No articles found to show on this page.
By virtually any metric, Hendrick Motorsports driver and seven-time champion Jimmie Johnson endured the worst of his 16 full NASCAR seasons in 2017. The numbers are even worse than you might have imagined. Consider:
• No poles: only the second time that’s happened to him and crew chief Chad Knaus;
• Three victories: tied for second-fewest of his career;
• Four top-5 finishes: fewest of his career;
• Eleven top-10 finishes: fewest of his career;
• 217 laps led: fewest of his career;
• Tenth in points: second-lowest finish of his career;
• 11.6: worst average starting position of his career;
• 12.4: worst average finish position of his career;
• 25 lead-lap finishes: tied for fewest in his career.
Even the seven-time Cup Series champion knows his No. 48 team stunk it up last year.

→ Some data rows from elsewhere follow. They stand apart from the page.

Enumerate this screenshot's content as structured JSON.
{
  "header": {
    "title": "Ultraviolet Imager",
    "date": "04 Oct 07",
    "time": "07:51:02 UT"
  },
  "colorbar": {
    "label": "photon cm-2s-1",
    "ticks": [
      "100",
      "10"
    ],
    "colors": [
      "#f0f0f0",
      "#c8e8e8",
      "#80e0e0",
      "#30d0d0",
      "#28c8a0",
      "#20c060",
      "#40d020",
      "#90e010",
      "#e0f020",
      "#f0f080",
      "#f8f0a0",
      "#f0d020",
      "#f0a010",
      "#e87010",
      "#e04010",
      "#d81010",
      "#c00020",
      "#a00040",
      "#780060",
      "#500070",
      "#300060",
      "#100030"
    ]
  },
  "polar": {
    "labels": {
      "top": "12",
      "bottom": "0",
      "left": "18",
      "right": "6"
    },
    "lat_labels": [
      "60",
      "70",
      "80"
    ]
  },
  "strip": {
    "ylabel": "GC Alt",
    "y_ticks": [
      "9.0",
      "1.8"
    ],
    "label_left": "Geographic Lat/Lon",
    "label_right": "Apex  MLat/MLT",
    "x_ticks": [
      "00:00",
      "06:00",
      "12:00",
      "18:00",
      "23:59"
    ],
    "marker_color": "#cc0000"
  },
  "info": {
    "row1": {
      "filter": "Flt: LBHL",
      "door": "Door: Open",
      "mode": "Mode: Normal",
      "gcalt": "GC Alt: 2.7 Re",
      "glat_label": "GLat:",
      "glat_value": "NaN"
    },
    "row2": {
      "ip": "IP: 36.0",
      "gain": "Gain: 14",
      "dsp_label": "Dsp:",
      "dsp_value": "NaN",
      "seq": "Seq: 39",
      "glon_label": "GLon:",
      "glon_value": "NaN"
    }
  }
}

“I don’t have an answer why,” he said Wednesday, speaking of the weeks following the season-finale in Homestead. “I still don’t have an answer. Luckily, there’s so much change going on this year. We feel we have a whole new mousetrap (the new Chevy Camaro) and a whole new set of rules to deal with. We’ll just forget about last year and move on.”
But it wasn’t easy to “forget last year and move on.
” By finishing an embarrassing 10th in points, Johnson had to attend the champions’ banquet at the Wynn Las Vegas Resort. Being in the audience as Martin Truex Jr. was honored as the 2017 champion was not fun. “Yeah, I left there (ticked) off,” Johnson said. “It sucked. I knew after we got eliminated (in the fall) that our championship hopes were closed.
“To relive the highlight reels (of Truex’s spectacular season) … it was like, ‘Damn, I want to be that guy. I want to get back (to the head table) and be that guy.’ I’ve been there (and) I can respect and appreciate the sweet spot those guys have been in. I started wearing out (team owner) Rick Hendrick on the phone. ‘What do we need to do? Where do we need to start?’ When you don’t win, you can’t wait to get back to work to improve and figure out what went wrong.”
Hendrick started figuring it out by tearing down walls, some figuratively and others literally. He brought his four crew chiefs and his battalion of engineers into closer proximity in the Hendrick Motorsports campus near Charlotte. “We want to live together,” Hendrick said of the restructuring of his organization.
“We want to be in one area with the best guys setting up the (surface) plate, building the cars, working in the wind tunnel together and sharing. We’re tearing down the walls of one team versus another team.”
Johnson seems convinced the “one-team” concept will work. (It should be noted that in the past, that “one-team togetherness” hasn’t always worked).
“Much more work has been done due to the circumstances of where we finished,” he said. “It’s different when two crew chiefs are in one building and two are in a different building. All four crew chiefs in the same building (now) is different than before. Rick has wanted everybody to work closer and closer together. But physically, now we’re taking it to a new level. Their (team) offices are literally going to be next to each other.
“Then, obviously, there has been a lot of change from rules to the new Camaro, the internal restructuring at Hendrick. You add that with the driver lineup (returnees Johnson and Chase Elliott, plus newbies Alex Bowman and William Byron) and this is the most change I’ve ever seen at Hendrick Motorsports in my 16 (full) seasons. It’s a big year for the company. But I feel like we’ve always responded well to change, different generations of cars, tires that are introduced. I like changes. It’s fun to chase that rabbit.”
Johnson is one of only six former champions still racing: himself, Kyle and Kurt Busch, Kevin Harvick, Brad Keselowski and Truex. Without hesitation, Johnson picked Truex (no pressure, huh?) to repeat this year in his No. 78 Toyota.
“I’ve always said you can’t bet against a champ, especially a dominant year like 2017,” he said. “The last two years… (look) how strong that team has been. I’d put the favorite as the 78 and it’s our job to chase them down. I hate being beat by the same car all the time, but we’ve had our runs (five consecutive Cups) doing that to folks. I remind myself of that often (because) I know how hard it is to get there. When you’re there, things kind of flow in a way that’s comfortable and natural. You can control the animal, the beast that it is to win.”
Finally – and not surprisingly – Johnson’s uncharacteristic ’17 led some to question his commitment or his competitive fires. The looming specter of retirement hovers nearby, especially since at 42, he’s accomplished more than only a handful of racers in NASCAR’s seven decades. On Wednesday, near Victory Lane of Daytona International Speedway, he quickly shot down that suggestion.
“I feel like, sure, I could stop,” he said. “I’ve accomplished so much. But what else am I going to do? I’d have to find somewhere else to race (because) I’m a racer at heart. I want to compete. I feel like I can accomplish more in this sport and win more races and compete for more championships and win more championships. I don’t feel that it’s time yet. At some point that fire will go out (and) I need to be aware of that. Right now, (the fire) is as intense as ever.”